Last Sunday, there were reports of straggling queues for the ferries that cross the lake and people pushed onto rail tracks at Como station because of the crowds.

"Daytrippers bring little in terms of income," added Beri. "In fact, all they bring is mountains of rubbish and disruption."

He also said he feared visitors who spend considerably more to stay in hotels - thus providing jobs and incomes for locals - would be put off coming to the area. 

Lake Como battles overtourism

The chic lake has been struggling with soaring tourist numbers for several years.

Crowds have boomed since several celebrities including George Clooney purchased multi-million euro properties along the shoreline and the lake provided a backdrop for films including Casino Royale and House of Gucci.

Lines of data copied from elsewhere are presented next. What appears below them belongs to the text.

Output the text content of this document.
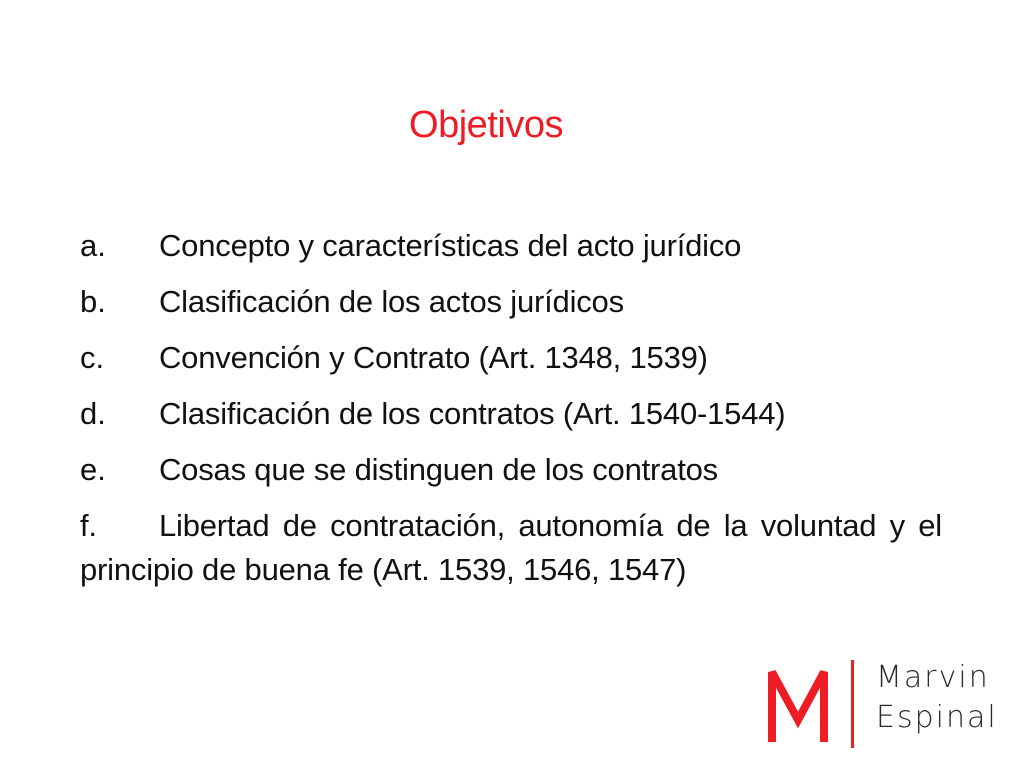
Objetivos
a.	Concepto y características del acto jurídico
b.	Clasificación de los actos jurídicos
c.	Convención y Contrato (Art. 1348, 1539)
d.	Clasificación de los contratos (Art. 1540-1544)
e.	Cosas que se distinguen de los contratos
f. Libertad de contratación, autonomía de la voluntad y el principio de buena fe (Art. 1539, 1546, 1547)
Marvin
Espinal
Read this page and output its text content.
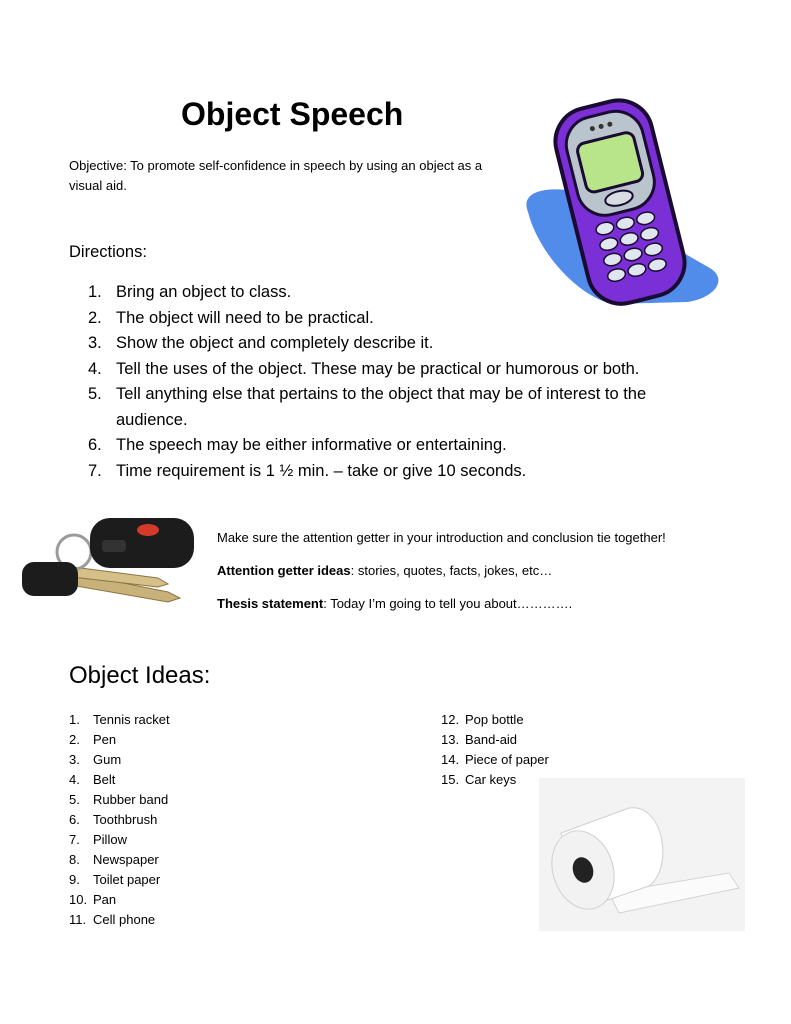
Object Speech
Objective: To promote self-confidence in speech by using an object as a visual aid.
Directions:
1. Bring an object to class.
2. The object will need to be practical.
3. Show the object and completely describe it.
4. Tell the uses of the object. These may be practical or humorous or both.
5. Tell anything else that pertains to the object that may be of interest to the audience.
6. The speech may be either informative or entertaining.
7. Time requirement is 1 ½ min. – take or give 10 seconds.

Make sure the attention getter in your introduction and conclusion tie together!

Attention getter ideas: stories, quotes, facts, jokes, etc…

Thesis statement: Today I’m going to tell you about………….

Object Ideas:
1.	Tennis racket
2.	Pen
3.	Gum
4.	Belt
5.	Rubber band
6.	Toothbrush
7.	Pillow
8.	Newspaper
9.	Toilet paper
10. Pan
11. Cell phone
12. Pop bottle
13. Band-aid
14. Piece of paper
15. Car keys
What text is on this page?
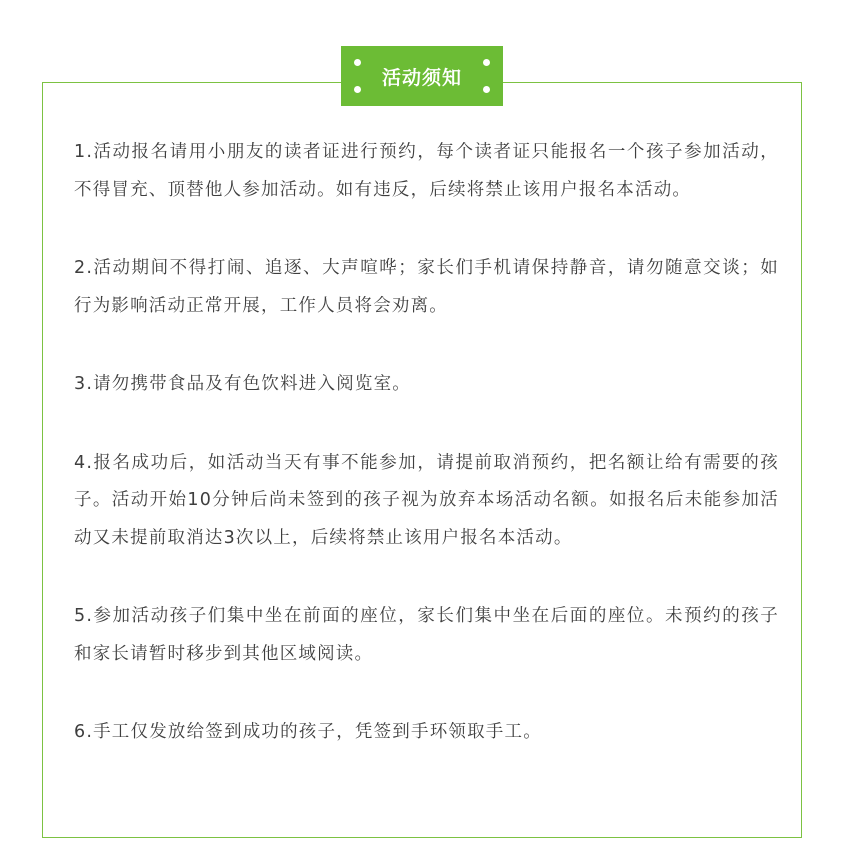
活动须知
1.活动报名请用小朋友的读者证进行预约，每个读者证只能报名一个孩子参加活动，不得冒充、顶替他人参加活动。如有违反，后续将禁止该用户报名本活动。
2.活动期间不得打闹、追逐、大声喧哗；家长们手机请保持静音，请勿随意交谈；如行为影响活动正常开展，工作人员将会劝离。
3.请勿携带食品及有色饮料进入阅览室。
4.报名成功后，如活动当天有事不能参加，请提前取消预约，把名额让给有需要的孩子。活动开始10分钟后尚未签到的孩子视为放弃本场活动名额。如报名后未能参加活动又未提前取消达3次以上，后续将禁止该用户报名本活动。
5.参加活动孩子们集中坐在前面的座位，家长们集中坐在后面的座位。未预约的孩子和家长请暂时移步到其他区域阅读。
6.手工仅发放给签到成功的孩子，凭签到手环领取手工。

“I visited Lake Como last year and said I would never go back. Standards had dropped. Restaurants were disappointing in quality and price. Too many people to enjoy anything about the resort,” one visitor wrote on X.

Last summer, one lakeside villa which appeared in James Bond and Star Wars films was forced to limit visitor numbers.


Villa del Balbianello cut daily entries from 2,000 to a maximum of 1,200 to protect the historic house.

The Italian Fund for the Environment (FAI), which runs the property, called it “a drastic decision” but essential to counter the effect of “an excess of tourism that has an ever greater impact on Lake Como”.

There is also the potential for housing struggles for residents. The number of holiday homes and private rentals has skyrocketed by 673 per cent since 2016.